Are you ready for the fun to begin now? Let’s take a walk through the brackets and see exactly why everyone is so unhappy. We will look at the North Group 1 playoffs first.
(8) Pompton Lakes (4-4) @ (1) Butler (7-1) – Fri., Nov. 2, 7:00 pm
(7) Cresskill (5-3) @ (2) Park Ridge (7-1)– Fri., Nov. 2, 7:00 pm
(6) Emerson (6-2) @ (3) Boonton (6-2)– Fri., Nov. 2, 7:00 pm
(5) Wallkill Valley (8-1) @ (4) New Milford (6-2)– Fri., Nov. 2, 7:00 pm
(8) Bound Brook (6-2) @ (1) Shabazz (7-1) – Fri., Nov. 2, 7:00 pm
(7) New Providence (8-0) @ (2) Hasbrouck Heights (8-0) – Fri., Nov. 2, 7:00 pm
(6) Hoboken (4-4) @ (3) Weequahic (8-0) – Fri., Nov. 2, 7:00 pm
(5) Newark West Side (5-4) @ (4) Cedar Grove (5-3) – Fri., Nov. 2, 7:00 pm
When Pompton Lakes upset Waldwick/Midland Park on Saturday afternoon, they wound up in a tie with Brearley (5-3), who lost at Dunellen (5-3) setting off a chain of events that saw:
- Brearley finish in a tie with Pompton Lakes in UPR, with Pompton Lakes getting the nod due to a higher BPI.
- Dunellen finish 18th overall (out of the playoffs)
- Hasbrouck Heights pushed from the #1 seed in North 1, Group 1 to the second seed in North 2, Group 1, due to the Northing number. (Hasbrouck Heights is not as North as eight other teams in the bracket, and was moved to North 2.)

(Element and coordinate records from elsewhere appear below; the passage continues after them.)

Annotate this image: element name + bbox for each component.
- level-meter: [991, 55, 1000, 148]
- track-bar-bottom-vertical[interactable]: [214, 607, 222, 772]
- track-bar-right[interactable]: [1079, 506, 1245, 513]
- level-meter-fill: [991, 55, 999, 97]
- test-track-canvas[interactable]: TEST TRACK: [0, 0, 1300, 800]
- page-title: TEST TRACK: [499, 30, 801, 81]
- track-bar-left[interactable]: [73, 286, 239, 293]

New Providence, despite an 8-0 record, was ranked as the seven team in the region, solely based on their records the previous two seasons, when they went 1-9, driving down their BPI.
The 1 through 3 teams in Power Points, BPI and UPR were sent to the North 2 bracket. New Providence was seventh in the Power Points, but 17th in BPI, still being punished for last season.
This is the group that was the most normal of all the seedings.
Group 2 in the North has a 6-3 Sussex Tech team ranked 19th, while four win teams Hanover Park, Waldwick, Dumont and Newark Central are ranked above them.
Group 3 has a 3-5 Pascack Valley team seeded 12th, but no one with a stellar record is left out.
Group 4 Orange is at 6-3 is homer while Northern Highland, Morris Knolls, and Passaic Valley are in with four wins. North Hunterdon, at 3-5 took the final spot in the bracket.
Group 5 is reserved for the big schools, and bigger blunders. Bayonne, at 6-3, doesn’t get in but Westfield (12th in UPR), Bridgewater-Raritan (13th) and Passaic County Tech (15th) all made it to the playoffs sporting 2-6 records. West Orange (3-6) also makes it despite being under .500
But the worst offense of the entire process comes from South Jersey, where a 7-1 Delran squad missed the cut, while a 4-4 Cedar Creek team was ranked 6th in the South, and drew a 5 vs 4 game, on the road, in the opening round.
Glad everyone had “trust” in the process.
If you don’t like a process that doesn’t assign your section before the season for football, but does in every other sport; that uses a secretive formula that gives you credit/punishes you for prior years results, and uses a point spread formula to determine whether or not you make the state playoffs, write the NJSIAA and let them know.